Locus	Primer sequences (5′–3′)	Repeat motif	Allele size (bp)
FmCIR7	F: GGTAAACAGCTCAAGCCCAA	(AAC)12	148
	R: TTATTCCGGCCAAACAACTC
FmCIR37	F: AAGAAAATTCTGCCCGATTG	(CT)12	113
	R: CACTGTTGCAAGAGGGTGAG
FmCIR38	F: TTTGGAGATCCTATGTTGAGCA	(TG)12	116
	R: AAATTTTCCCAAATTAACCCAA
FmCIR41	F: CTTCCTCCCACTGTTTCTCG	(CT)12	127
	R: TATGGCAAGGGTTTGGATGT
FmCIR48	F: AAGGATAACTATCAACCTCAAGCA	(AC)12	144
	R: ACCCTCAGGTATGTGTCAGTTT
FmCIR49	F: CCATGTTTGCCCATGCAC	(CA)12	144
	R: TGGCCGAGATGCATAATGT
FmCIR58	F: TTGTCTCTGTCTAAAGTTTGTGAGG	(AC)11	190
	R: TCGCGAAATCTTGACCATC
FmCIR68	F: AGGTCAGTGCTCACCAATACAG	(GA)11	173
	R: CCAGAAATCTCCTATCCTCTTGC

Polymorphism has not been assessed in these markers.

Appendix 2.

Voucher information for Foetidia populations used in this study.

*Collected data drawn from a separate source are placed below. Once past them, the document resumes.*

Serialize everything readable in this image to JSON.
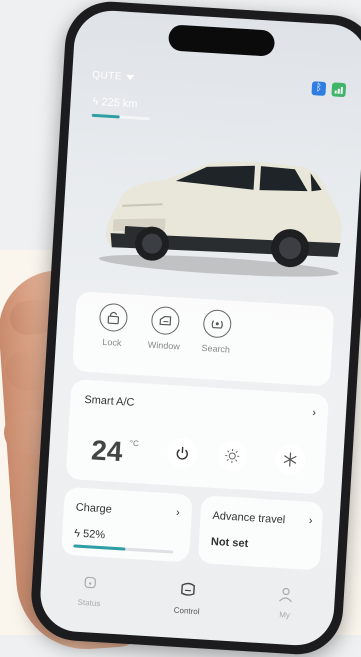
{
  "header": {
    "car_name": "QUTE",
    "range": "225 km",
    "range_level": 0.48
  },
  "quick_actions": [
    {
      "label": "Lock",
      "icon": "lock-icon"
    },
    {
      "label": "Window",
      "icon": "window-icon"
    },
    {
      "label": "Search",
      "icon": "search-car-icon"
    }
  ],
  "ac": {
    "title": "Smart A/C",
    "temperature": "24",
    "unit": "°C",
    "controls": [
      "power-icon",
      "sun-heat-icon",
      "snowflake-icon"
    ]
  },
  "charge": {
    "title": "Charge",
    "value": "52%",
    "level": 0.52
  },
  "advance_travel": {
    "title": "Advance travel",
    "value": "Not set"
  },
  "tabs": [
    {
      "label": "Status",
      "icon": "car-status-icon",
      "active": false
    },
    {
      "label": "Control",
      "icon": "control-icon",
      "active": true
    },
    {
      "label": "My",
      "icon": "user-icon",
      "active": false
    }
  ],
  "colors": {
    "accent": "#2ea0a5",
    "bluetooth": "#2f7de0",
    "signal": "#3fb56a"
  }
}
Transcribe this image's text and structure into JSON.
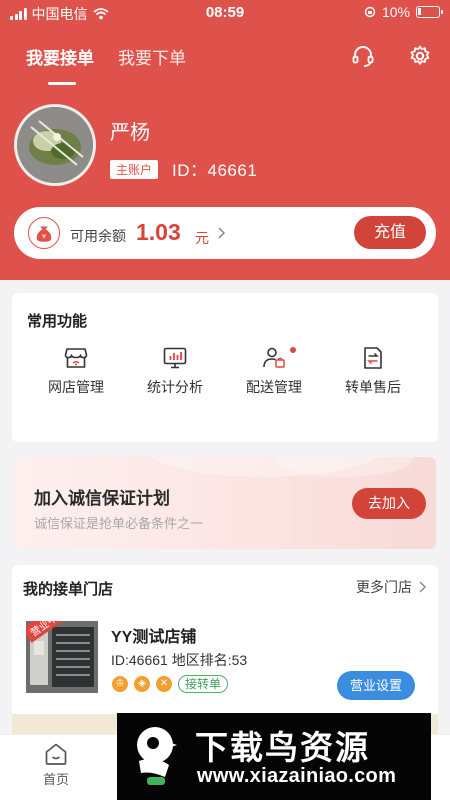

Species	Voucher specimen no.a	Collection locality	Geographic coordinates	N
F. mauritiana	Cir 919	Grande-Chaloupe/Cap Francis, La Possession, Réunion	20°55′24.532″S, 55°23′16.63″E	45
F. mauritiana	Cir 875	Ravine des Lataniers, La Possession, Réunion	20°56′41.467″S, 55°20′56.857″E	49
F. mauritiana	Cir 936	Ravine des Tamarins, Saint-Denis, Réunion	20°53′50.798″S, 55°23′1.33″E	27
F. mauritiana	—	Black River Gorges National Park, Mauritius	20°23′53.467″S, 57°25′32.564″E	11
F. mauritiana	—	Chamarel, Black River, Mauritius	20°25′4.843″S, 57°23′10.731″E	8
F. mauritiana	—	Domaine du Chasseur National Park, Anse Jonchée, Mauritius	20°20′46.128″S, 57°45′23.91″E	7
F. mauritiana	—	Bras d’Eau National Park, Mauritius	20°8′42.781″S, 57°43′35.767″E	2
F. rodriguesiana	—	Anse Quitor Nature Reserve, Rodrigues	19°45′18.9″S, 63°22′10.599″E	5
F. rodriguesiana	—	Graviers, Rodrigues	19°43′57″S, 63°28′38.099″E	5
F. rodriguesiana	—	Mourouk, Rodrigues	19°44′13.7″S, 63°27′40.499″E	5
F. rodriguesiana	—	Mont Malgache, Rodrigues	19°43′40.598″S, 63°27′21.099″E	5
F. rodriguesiana	—	Grande Montagne, Rodrigues	19°42′14.501″S, 63°27′56.699″E	4
F. rodriguesiana	—	Baie Malgache, Rodrigues	19°43′39.299″S, 63°23′24.399″E	1
F. rodriguesiana	—	Rivière Cascade Victoire, Rodrigues	19°43′49.4″S, 63°26′59.798″E	1
F. rodriguesiana	—	Caverne Provert, Rodrigues	19°40′26.4″S, 63°26′25.299″E	1
F. rodriguesiana	—	Crève-coeur, Rodrigues	19°40′43.201″S, 63°25′47.499″E	1
F. rodriguesiana	—	Grande Baie, Rodrigues	19°40′57.202″S, 63°26′57.001″E	1
F. rodriguesiana	—	Solitude, Rodrigues	19°41′37″S, 63°26′15.399″E	1

Note: N = number of individuals.

Vouchers for the F. mauritiana populations collected in Réunion were deposited at Université de la Réunion (REU). Vouchers were not collected for the F. mauritiana populations sampled in Mauritius and the F. rodriguesiana populations sampled in Rodrigues per agreements with local authorities to collect DNA samples only.